27Al NMR diffusometry of Al13 Keggin nanoclusters

Although nanometer-sized aluminum hydroxide clusters (i.e., epsilon-Al-13, [Al13O4(OH)(24)(H2O)(12)](7+)) command a central role in aluminum ion speciation and transformations between minerals, measurement of their translational diffusion is often limited to indirect methods. Here, Al-27 pulsed field gradient stimulated echo nuclear magnetic resonance (PFGSTE NMR) spectroscopy has been applied to the AlO4 core of the epsilon-Al-13 cluster with complementary theoretical simulations of the diffusion coefficient and corresponding hydrodynamic radii from a boundary element-based calculation.
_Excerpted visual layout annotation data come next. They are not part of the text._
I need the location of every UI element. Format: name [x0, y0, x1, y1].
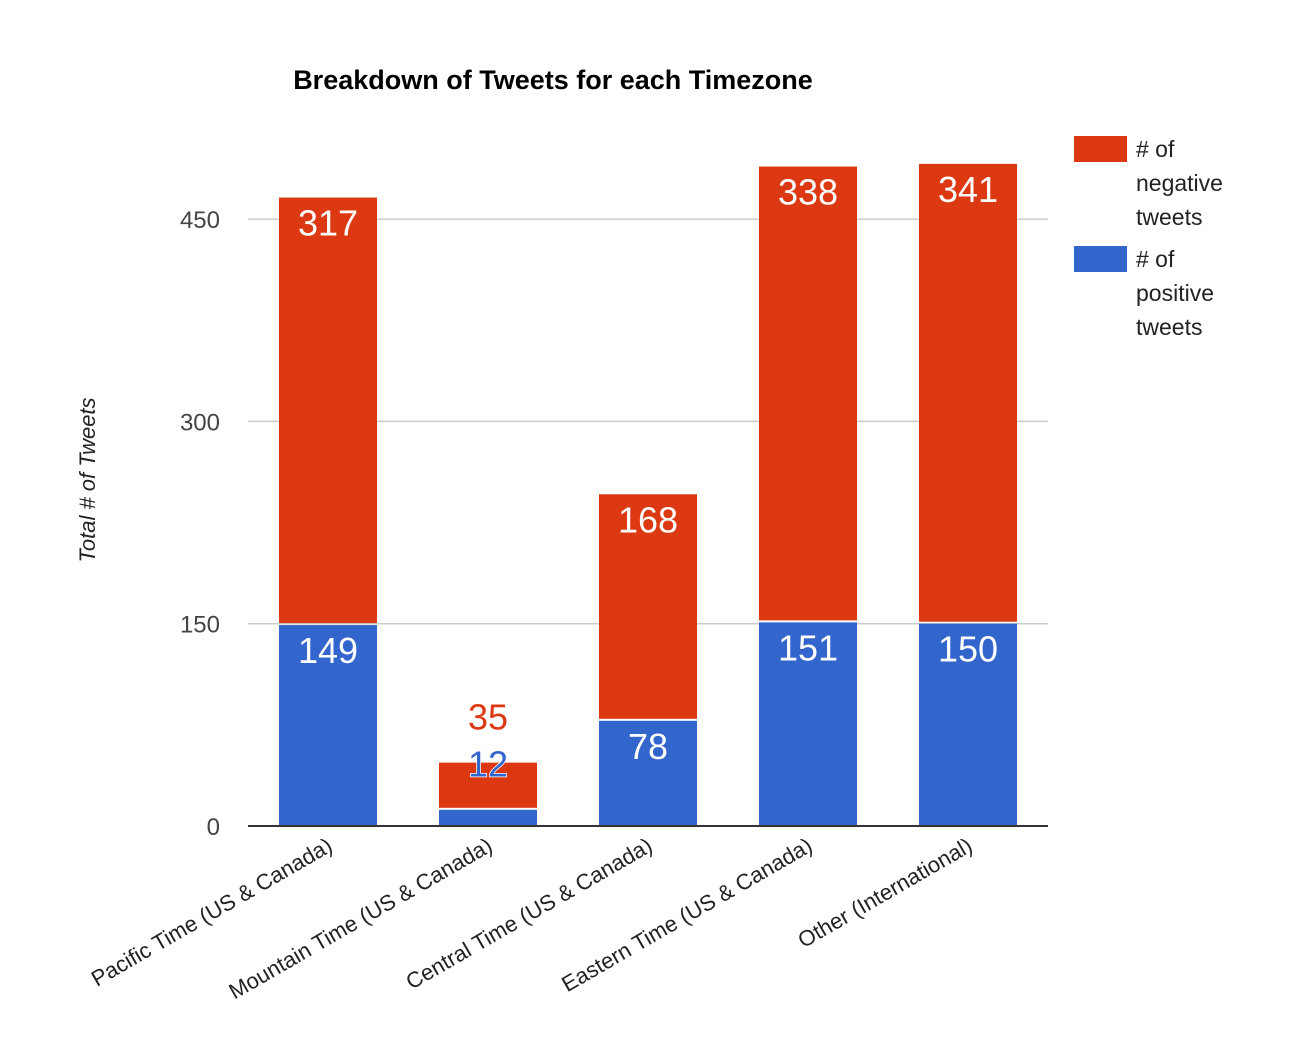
- bar-positive: [439, 809, 537, 826]
- data-label-negative: 338: [778, 172, 838, 213]
- legend: # of negative tweets # of positive tweets: [1074, 136, 1223, 340]
- y-tick-label: 450: [180, 207, 220, 234]
- bar-negative: [439, 762, 537, 808]
- bar-negative: [599, 494, 697, 719]
- legend-swatch: [1074, 246, 1127, 272]
- x-category-label: Eastern Time (US & Canada): [557, 833, 816, 997]
- y-axis-label: Total # of Tweets: [75, 397, 100, 562]
- x-category-label: Central Time (US & Canada): [402, 833, 657, 995]
- legend-line: tweets: [1136, 204, 1202, 230]
- chart-title: Breakdown of Tweets for each Timezone: [293, 65, 813, 95]
- bar-positive: [919, 623, 1017, 826]
- bar-positive: [279, 625, 377, 826]
- y-tick-label: 150: [180, 612, 220, 639]
- data-label-positive: 149: [298, 630, 358, 671]
- y-axis-ticks: 0 150 300 450: [180, 207, 220, 841]
- legend-label: # of negative tweets: [1136, 136, 1223, 230]
- x-axis-categories: Pacific Time (US & Canada)Mountain Time …: [87, 833, 977, 1004]
- bar-negative: [759, 166, 857, 621]
- data-label-negative: 317: [298, 203, 358, 244]
- legend-line: positive: [1136, 280, 1214, 306]
- data-label-negative: 341: [938, 169, 998, 210]
- data-labels: 317 149 35 12 168 78 338 151 341 150: [298, 169, 998, 786]
- legend-line: negative: [1136, 170, 1223, 196]
- data-label-positive: 151: [778, 627, 838, 668]
- y-tick-label: 0: [207, 814, 220, 841]
- legend-line: # of: [1136, 246, 1175, 272]
- data-label-negative: 168: [618, 499, 678, 540]
- bars: [279, 163, 1017, 826]
- legend-line: tweets: [1136, 314, 1202, 340]
- x-category-label: Mountain Time (US & Canada): [225, 833, 497, 1004]
- legend-line: # of: [1136, 136, 1175, 162]
- bar-negative: [279, 197, 377, 624]
- y-tick-label: 300: [180, 409, 220, 436]
- bar-positive: [759, 622, 857, 826]
- x-category-label: Other (International): [794, 833, 977, 953]
- legend-label: # of positive tweets: [1136, 246, 1214, 340]
- bar-positive: [599, 720, 697, 826]
- bar-negative: [919, 163, 1017, 622]
- data-label-negative: 35: [468, 697, 508, 738]
- data-label-positive: 12: [468, 744, 508, 785]
- data-label-positive: 150: [938, 629, 998, 670]
- legend-swatch: [1074, 136, 1127, 162]
- data-label-positive: 78: [628, 726, 668, 767]
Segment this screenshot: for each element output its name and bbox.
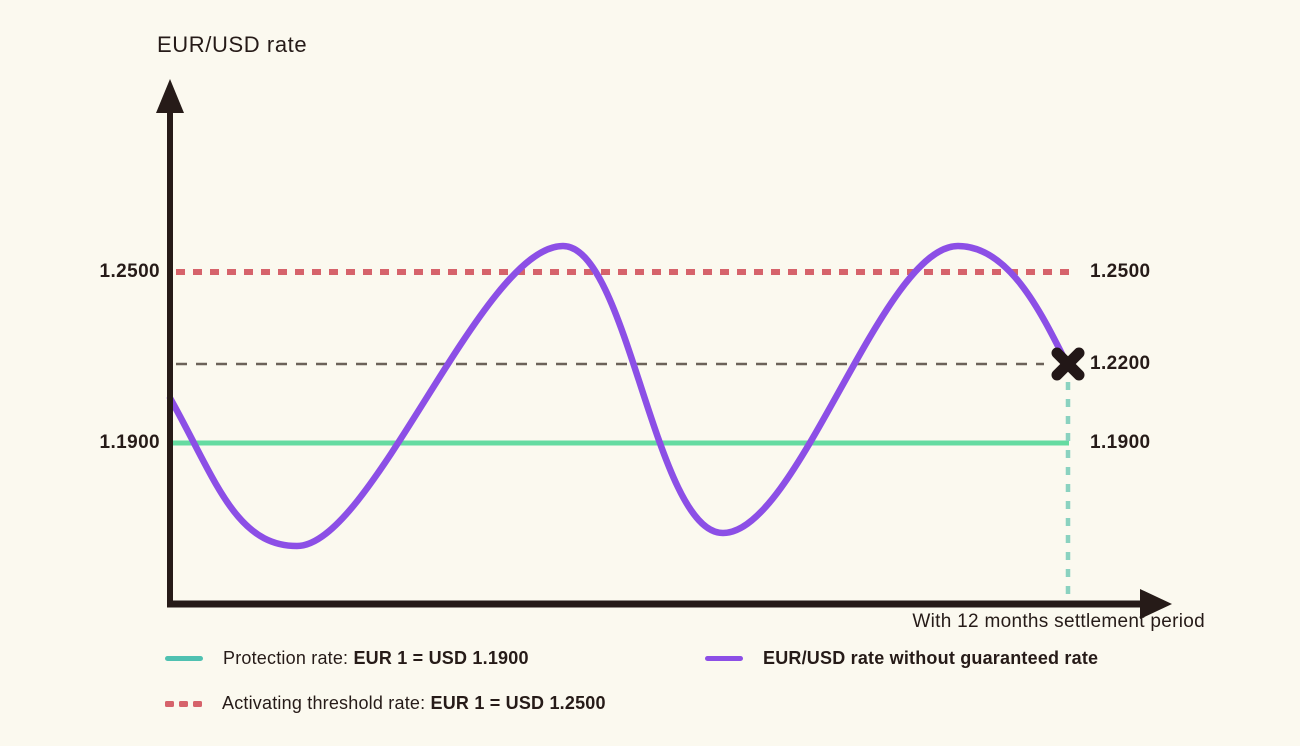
chart-title: EUR/USD rate — [157, 32, 308, 57]
y-label-left-1.1900: 1.1900 — [99, 432, 160, 453]
x-axis-label: With 12 months settlement period — [912, 611, 1205, 632]
y-label-left-1.2500: 1.2500 — [99, 261, 160, 282]
threshold-line-swatch-icon — [165, 700, 202, 707]
y-label-right-1.2500: 1.2500 — [1090, 261, 1151, 282]
y-label-right-1.1900: 1.1900 — [1090, 432, 1151, 453]
legend-protection-label: Protection rate: EUR 1 = USD 1.1900 — [223, 648, 529, 668]
y-label-right-1.2200: 1.2200 — [1090, 353, 1151, 374]
protection-line-swatch-icon — [165, 656, 203, 661]
legend-item-protection: Protection rate: EUR 1 = USD 1.1900 — [165, 648, 529, 669]
legend-market-rate-label: EUR/USD rate without guaranteed rate — [763, 648, 1099, 668]
settlement-x-marker-icon — [1051, 347, 1085, 381]
legend-threshold-label: Activating threshold rate: EUR 1 = USD 1… — [222, 693, 606, 713]
y-axis-arrowhead — [156, 79, 184, 113]
x-axis-arrowhead — [1140, 589, 1172, 619]
market-rate-curve — [166, 242, 1070, 550]
legend-item-threshold: Activating threshold rate: EUR 1 = USD 1… — [165, 693, 606, 714]
legend-item-market-rate: EUR/USD rate without guaranteed rate — [705, 648, 1098, 669]
market-rate-line-swatch-icon — [705, 656, 743, 661]
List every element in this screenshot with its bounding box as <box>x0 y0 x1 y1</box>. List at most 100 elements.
The tetrahedral AlO4 center of the epsilon-Al-13 cluster is symmetric and exhibits only weak quadrupolar coupling, which results in favorable T-1 and T-2 Al-27 NMR relaxation coefficients for Al-27 PFGSTE NMR studies. Stokes-Einstein relationship was used to relate the Al-27 diffusion coefficient of the epsilon-Al-13 cluster to the hydrodynamic radius for comparison with theoretical simulations, dynamic light scattering from literature, and previously published H-1 PFGSTE NMR studies of chelated Keggin clusters. This first-of-its-kind observation proves that Al-27 PFGSTE NMR diffusometry can probe symmetric Al environments in polynuclear clusters of greater molecular weight than previously considered.

Automated summary

This study utilized Al-27 NMR spectroscopy to investigate the translational diffusion of epsilon-Al-13 clusters, demonstrating that symmetric Al environments can be probed using this method.